Meine nächste Frage: „Wie denken denn Deine Nachbarn darüber? Unterhaltet ihr Euch schon mal?“
Georg lacht: „Ja klar reden wir. Das ist ein Thema. Die Standpunkte sind gleich. Der Staat muss die Zuteilung bestimmen. Solange der Flüchtlingsstrom anhält. Nur so lassen sich Not und weiteres Chaos beseitigen. Wir sollten statt Bargeld Zuteilungsscheine für Lebensmittel und Kleidung an sie geben. Wie bei uns nach dem Krieg. Danach müssen sich diese Menschen selbst versorgen. Der einzige Unterschied zu unserer Flucht und dem Wiederaufbau nach dem Weltkrieg ist, wir sprachen damals alle nur eine Sprache.“
“ Ja“ sage ich.. „die Sprache müssen die Flüchtlinge erst einmal lernen. Und den Unterschied der Religionen akzeptieren. Und das sie Gäste sind in diesem Land. Doch wenn sie wollen, werden Sie einen Weg finden. Dann werden sie sich auch einen Platz in unserer Gesellschaft erobern.Oder was meinst du?“
Georg lächelt mich an und sagt:“ Und damit wir das Chaos in den Griff bekommen, muss bei einer Millionen erst einmal Schicht sein. Und wir brauchen mehr Polizeibeamte. Für die Sicherheit. Meine Nachbarn haben Angst. Habe Angst um ihre Werte, weil viele Flüchtlinge unkontrolliert über die Grenzen kamen. Die Ordnung muss gewährleistet sein. Das ist wie in der Industrie. Erst kommt die Standortbestimmung, dann der Aufbau und der Rest wird sich zeigen. Hinter der syrischen Grenze, oder besser hinter der türkischen Grenze, im Libanon und den arabischen Emiraten ist kein Krieg.“
Ich empfinde das als eine vernünftige Ansicht und bin auch der Meinung, das die Flüchtlinge, so leid es mir tut, die dortige Situation annehmen müssen. Und in den Nachbarländern von Syrien sind die vereinten Nationen zuständig.
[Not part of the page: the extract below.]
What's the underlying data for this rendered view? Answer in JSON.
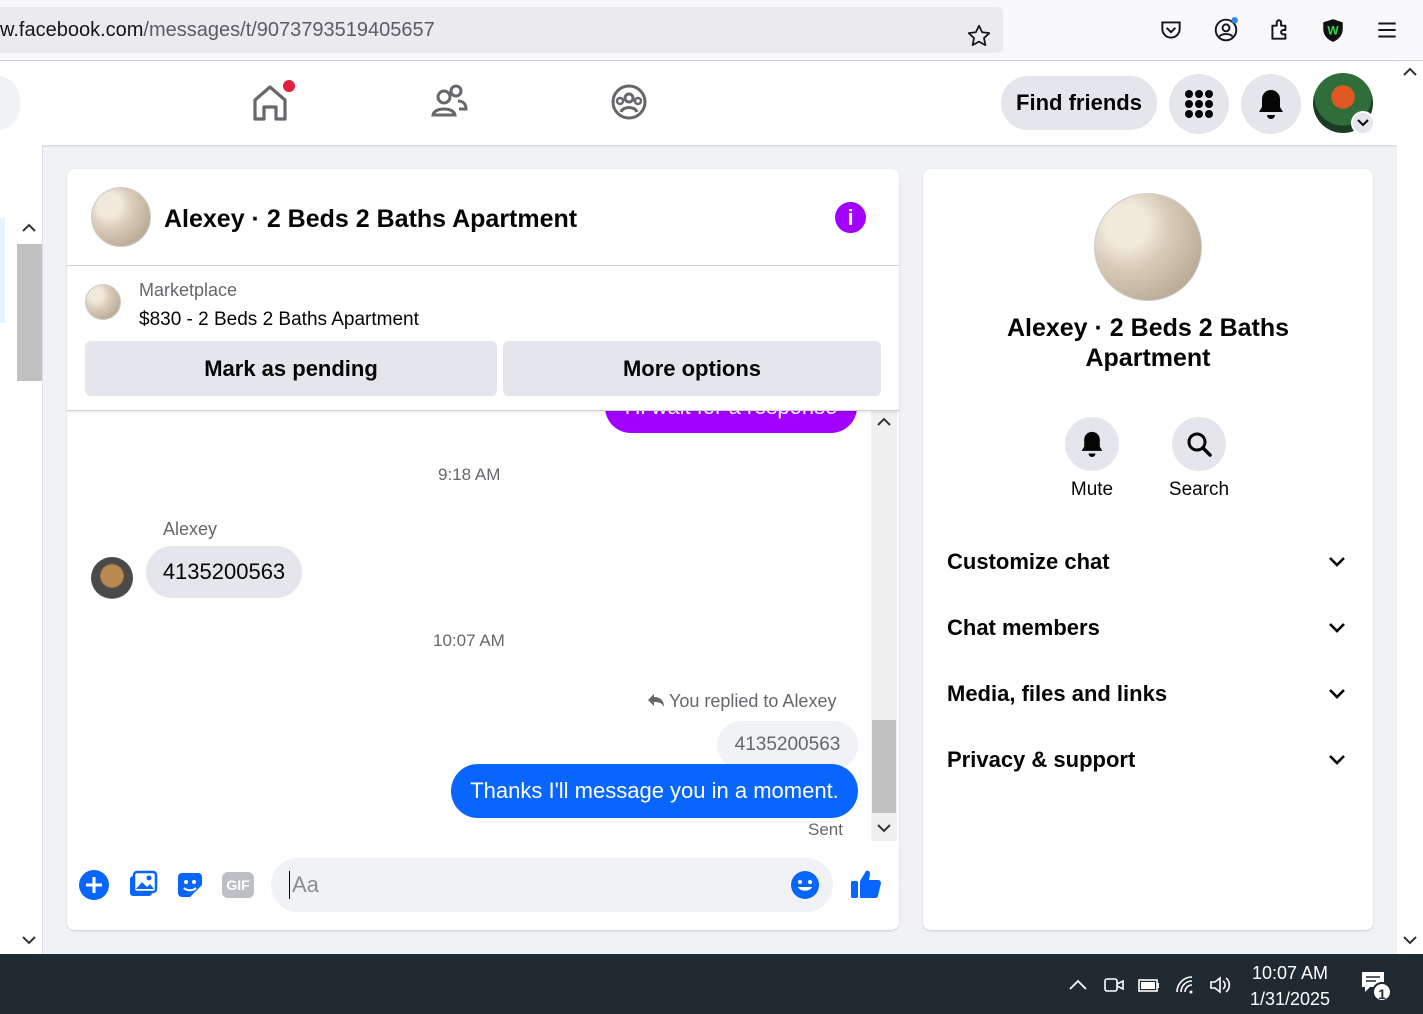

Georg sagt: „Wäre Danzig von Krieg und Besatzung frei geblieben, wären wir sicher dort geblieben. Alle Staaten dieser Welt sind in den Nachbarländern von Syrien zuständig. Nicht nur die EU und auch nicht nur Deutschland. Und wenn die Menschen dort in den Lagern wissen, in Deutschland ist die Grenze dicht und sie machen sich trotzdem auf den Weg, schaffen sie sich selbst ein neues Problem. Das kann aber nicht unser Problem sein.“
An dieser Stelle fällt mir ein, das gerade die USA und Russland ,die ja mit verantwortlich für diese Krise sind, sich in der Flüchtlingsfrage sehr bedeckt halten und so sage ich:“ wäre gespannt wie Obama reagieren würde, wenn alle Boote über den Atlantik in Richtung Amerika unterwegs wären.“ Wir lachen beide und ich füge hinzu:“ Dabei fällt mir ein, das es eigentlich eine Fluchtroute gen Russland geben müsste. Wieso eigentlich nicht?“
Dieser Frage werde ich wohl noch nachgehen müssen. Ich fand unser erstes Gespräch sehr gut und ergiebig. Zumindest fand ich, das niemand anderes als ein Flüchtling, sich ein besseres Urteil zur Situation von Kriegsflüchtlingen erlauben kann.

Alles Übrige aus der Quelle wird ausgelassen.